Best of all, the gas would infiltrate that nest of scorpions and, unless they were capable of holding their breaths for the next few minutes, wipe the nest clean of life.

But I was still worried about what might happen on top of the mountain when they saw the blue cloud of gas and the white smoke. As I said, the plan wasn't perfect.

I gave the fire another five minutes, then called down to Elicia and the warriors. Even as Elicia responded, I felt something soft and furry land on my shoulder. I started to brush it off, then realized what it was. I shone my flashlight on it and saw that it was a scorpion.

It was deader than hell.

"What did you do?" Elicia asked as she drew up behind me. I was putting out the fire so we could go past the ledge without being burned.

"Made a few sacrifices of my own" I said, thinking of the lost money and library card. They represented a small loss compared to Pico's daughter and all those other victims of Don Carlos Italla's idiocy, but a sacrifice, nonetheless.

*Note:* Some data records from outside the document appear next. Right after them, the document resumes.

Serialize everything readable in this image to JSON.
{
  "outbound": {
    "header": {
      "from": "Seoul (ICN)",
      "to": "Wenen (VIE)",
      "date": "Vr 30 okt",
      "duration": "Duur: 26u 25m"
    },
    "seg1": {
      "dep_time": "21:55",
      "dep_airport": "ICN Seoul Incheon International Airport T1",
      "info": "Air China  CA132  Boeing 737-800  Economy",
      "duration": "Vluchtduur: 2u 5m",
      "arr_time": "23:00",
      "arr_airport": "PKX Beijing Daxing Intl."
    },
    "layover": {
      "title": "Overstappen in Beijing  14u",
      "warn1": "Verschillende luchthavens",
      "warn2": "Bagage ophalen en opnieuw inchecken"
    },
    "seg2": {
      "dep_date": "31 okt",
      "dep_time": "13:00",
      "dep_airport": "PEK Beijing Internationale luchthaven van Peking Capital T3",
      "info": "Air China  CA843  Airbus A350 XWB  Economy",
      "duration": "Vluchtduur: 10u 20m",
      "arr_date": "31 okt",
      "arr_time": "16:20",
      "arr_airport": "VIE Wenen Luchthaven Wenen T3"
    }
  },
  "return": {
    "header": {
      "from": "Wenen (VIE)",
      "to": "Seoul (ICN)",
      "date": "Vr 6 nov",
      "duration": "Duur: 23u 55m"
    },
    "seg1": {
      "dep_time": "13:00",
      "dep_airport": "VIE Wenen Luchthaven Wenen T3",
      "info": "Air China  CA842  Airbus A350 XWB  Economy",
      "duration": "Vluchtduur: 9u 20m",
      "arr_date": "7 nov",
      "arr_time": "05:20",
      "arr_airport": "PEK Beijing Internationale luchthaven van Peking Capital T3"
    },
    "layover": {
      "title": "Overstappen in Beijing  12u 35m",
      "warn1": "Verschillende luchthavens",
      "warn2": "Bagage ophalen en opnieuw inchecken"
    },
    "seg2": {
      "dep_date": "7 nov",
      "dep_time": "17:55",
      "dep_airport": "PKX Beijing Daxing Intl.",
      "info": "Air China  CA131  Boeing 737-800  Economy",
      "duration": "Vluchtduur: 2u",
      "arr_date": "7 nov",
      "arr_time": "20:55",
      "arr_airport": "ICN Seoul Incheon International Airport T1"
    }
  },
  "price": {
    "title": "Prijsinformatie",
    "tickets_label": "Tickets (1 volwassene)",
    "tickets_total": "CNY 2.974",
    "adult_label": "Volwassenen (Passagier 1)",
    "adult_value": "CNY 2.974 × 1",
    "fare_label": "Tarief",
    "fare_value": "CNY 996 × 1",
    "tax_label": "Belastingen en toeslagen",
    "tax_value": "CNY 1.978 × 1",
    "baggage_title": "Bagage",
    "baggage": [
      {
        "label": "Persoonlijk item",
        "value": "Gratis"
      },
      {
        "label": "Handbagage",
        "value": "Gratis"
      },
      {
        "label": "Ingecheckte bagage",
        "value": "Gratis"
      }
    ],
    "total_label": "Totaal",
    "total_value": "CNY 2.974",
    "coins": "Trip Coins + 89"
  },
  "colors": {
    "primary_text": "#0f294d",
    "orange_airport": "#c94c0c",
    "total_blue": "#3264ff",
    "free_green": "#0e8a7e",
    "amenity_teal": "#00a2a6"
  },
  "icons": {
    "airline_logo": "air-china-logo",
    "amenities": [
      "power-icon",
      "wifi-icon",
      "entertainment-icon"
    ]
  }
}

As we moved upward, brushing aside dead scorpions from the now defunct nest, I explained to Elicia what I had done and she showered me with so many compliments that I began to wonder what David Hawk would say when he heard my report on the clearing of the scorpions. I knew what he would say, to the word:

"Standard operating procedure, N3. Why did it take you so long to think of it?"

It is sometimes depressing working for a man like David Hawk. But only sometimes.